Meno lavoro. Ma anche un impiego mediamente più precario e meno remunerativo. Numeri che parlano chiaro sono quelli contenuti nell’ultimo Rapporto Annuale dell’ISTAT. La crisi ha ridotto la probabilità per i giovani di passare da un lavoro atipico a uno standard. Ogni 100 giovani con contratto atipico nel primo trimestre 2009, solo 16 risultavano occupati stabilmente dopo un anno (10 in meno dell’anno precedente) ovvero nella primavera del 2010. Contestualmente, la crisi fa crescere la quota di giovani rimasti occupati a tempo determinato o con un rapporto di collaborazione (da 51 nel 2008-2009 a 60 nel 2009-2010). La diffusione dei contratti atipici ha permesso di sostenere l’occupazione, ma al prezzo di affermare sul mercato del lavoro un iniquo dualismo che assegna ai giovani maggiori rischi e minori ritorni rispetto ad una fascia di lavoratori anziani sicuramente più tutelati. Come ha osservato Fabrizio Saccomanni, “oggi un giovane che si affacci per la prima volta sul mercato del lavoro in Italia ha il 55 per cento di probabilità di vedersi offrire soltanto un lavoro in qualche modo precario”. Un eccessivo ricorso alla flessibilità sull’impiego giovanile potrebbe avere anche contribuito – come ha di recente osservato Luigi Abete – alla realizzazione in Italia di una dinamica degli investimenti fissi inferiore a quella realizzata dalle imprese di altri paesi nostri concorrenti.

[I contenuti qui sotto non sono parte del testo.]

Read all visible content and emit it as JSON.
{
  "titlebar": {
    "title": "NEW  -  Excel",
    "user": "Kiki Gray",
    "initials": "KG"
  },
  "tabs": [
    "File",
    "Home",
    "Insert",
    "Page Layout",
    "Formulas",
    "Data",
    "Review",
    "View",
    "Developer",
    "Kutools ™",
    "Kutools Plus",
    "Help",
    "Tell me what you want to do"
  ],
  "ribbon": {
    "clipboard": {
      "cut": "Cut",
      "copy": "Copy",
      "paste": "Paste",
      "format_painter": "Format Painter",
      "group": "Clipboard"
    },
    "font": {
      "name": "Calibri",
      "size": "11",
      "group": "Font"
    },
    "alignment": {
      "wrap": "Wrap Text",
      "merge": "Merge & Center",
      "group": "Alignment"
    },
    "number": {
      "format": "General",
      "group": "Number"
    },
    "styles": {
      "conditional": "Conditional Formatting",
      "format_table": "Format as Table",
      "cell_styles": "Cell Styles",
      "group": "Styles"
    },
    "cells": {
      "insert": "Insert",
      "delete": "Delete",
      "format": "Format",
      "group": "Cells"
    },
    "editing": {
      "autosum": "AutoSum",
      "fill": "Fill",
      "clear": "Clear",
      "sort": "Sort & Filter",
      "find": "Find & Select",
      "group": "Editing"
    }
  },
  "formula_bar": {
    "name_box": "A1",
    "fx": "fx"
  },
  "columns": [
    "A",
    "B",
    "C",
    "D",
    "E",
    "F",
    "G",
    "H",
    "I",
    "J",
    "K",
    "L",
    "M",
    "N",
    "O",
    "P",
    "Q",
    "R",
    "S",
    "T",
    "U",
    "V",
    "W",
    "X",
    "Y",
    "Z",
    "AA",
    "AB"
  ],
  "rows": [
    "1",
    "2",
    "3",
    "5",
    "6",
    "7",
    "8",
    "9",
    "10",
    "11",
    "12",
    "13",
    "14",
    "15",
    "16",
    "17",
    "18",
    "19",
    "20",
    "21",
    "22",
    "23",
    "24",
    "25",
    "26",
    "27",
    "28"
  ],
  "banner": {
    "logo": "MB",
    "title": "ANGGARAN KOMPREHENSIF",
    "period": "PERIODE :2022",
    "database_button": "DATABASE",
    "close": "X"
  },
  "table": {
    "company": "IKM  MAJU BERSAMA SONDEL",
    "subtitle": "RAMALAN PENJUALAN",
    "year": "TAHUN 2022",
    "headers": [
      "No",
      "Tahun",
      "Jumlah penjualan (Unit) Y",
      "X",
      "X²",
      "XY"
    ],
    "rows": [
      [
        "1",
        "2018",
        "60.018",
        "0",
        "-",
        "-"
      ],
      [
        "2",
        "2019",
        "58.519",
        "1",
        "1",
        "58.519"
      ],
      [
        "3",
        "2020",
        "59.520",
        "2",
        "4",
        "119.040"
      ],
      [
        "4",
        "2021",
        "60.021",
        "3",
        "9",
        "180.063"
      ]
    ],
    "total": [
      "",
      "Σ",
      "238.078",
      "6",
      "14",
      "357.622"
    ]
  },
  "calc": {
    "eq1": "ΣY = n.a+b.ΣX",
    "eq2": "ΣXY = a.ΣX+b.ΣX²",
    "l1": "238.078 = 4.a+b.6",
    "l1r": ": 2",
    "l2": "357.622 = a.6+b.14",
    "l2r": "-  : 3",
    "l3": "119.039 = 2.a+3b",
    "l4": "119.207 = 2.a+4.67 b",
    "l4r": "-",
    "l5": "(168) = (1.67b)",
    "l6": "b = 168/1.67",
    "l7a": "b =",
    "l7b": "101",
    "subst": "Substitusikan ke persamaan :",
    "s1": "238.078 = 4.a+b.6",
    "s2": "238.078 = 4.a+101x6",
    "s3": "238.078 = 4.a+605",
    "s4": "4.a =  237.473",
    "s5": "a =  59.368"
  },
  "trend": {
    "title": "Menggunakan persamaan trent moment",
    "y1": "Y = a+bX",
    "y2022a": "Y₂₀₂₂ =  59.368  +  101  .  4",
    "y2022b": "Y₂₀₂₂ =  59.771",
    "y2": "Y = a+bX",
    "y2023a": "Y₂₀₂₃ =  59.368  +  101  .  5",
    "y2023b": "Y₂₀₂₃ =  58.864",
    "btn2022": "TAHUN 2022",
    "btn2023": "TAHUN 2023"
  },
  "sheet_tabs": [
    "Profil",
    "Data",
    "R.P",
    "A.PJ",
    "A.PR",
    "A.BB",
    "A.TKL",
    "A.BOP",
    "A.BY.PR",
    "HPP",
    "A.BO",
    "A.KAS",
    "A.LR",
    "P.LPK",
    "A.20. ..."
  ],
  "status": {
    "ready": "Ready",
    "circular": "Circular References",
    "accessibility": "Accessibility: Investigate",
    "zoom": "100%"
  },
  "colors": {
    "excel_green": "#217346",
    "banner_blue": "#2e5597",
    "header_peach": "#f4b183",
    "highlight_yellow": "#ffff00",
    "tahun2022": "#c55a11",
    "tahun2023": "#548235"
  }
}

La crisi ha accentuato questo dualismo aggiungendo alla precarietà anche un peggioramento delle condizioni economiche del lavoro giovanile. Al netto dell’inflazione i salari di ingresso dei giovani sul mercato del lavoro sono fermi da oltre un decennio. Né, come osservano le analisi compiute dalla Banca d’Italia, sono nel frattempo migliorati gli “itinerari retributivi” che ai giovani si prospettano nel corso della carriera retributiva. Occorre riequilibrare la flessibilità.

Più della liquidità o dell’energia, è il capitale umano dei giovani – le loro abilità, l’istruzione, la proiezione all’innovazione e alla globalità – la vera risorsa strategica che la crisi ha reso drammaticamente scarsa in Italia. Lo indica, tra l’altro, l’aumento dei cosiddetti NEET, ovvero dei giovani che non lavorano, non cercano occupazione, non studiano né sono impegnati in attività di formazione. Nel solo 2010 i NEET in età compresa tra i 15 e i 29 anni sono cresciuti in Italia di 134mila unità raggiungendo i 2,1 milioni di unità. Avere oltre un quinto dei propri giovani in panchina è un lusso che l’Italia non si può più permettere. I nuovi incentivi fiscali all’impiego a tempo indeterminato di giovani sotto i 35 anni previsti nel Decreto “salva-Italia” rappresentano un primo passo nella direzione di un recupero strutturale della “generazione esclusa”. Altri ne dovranno seguire.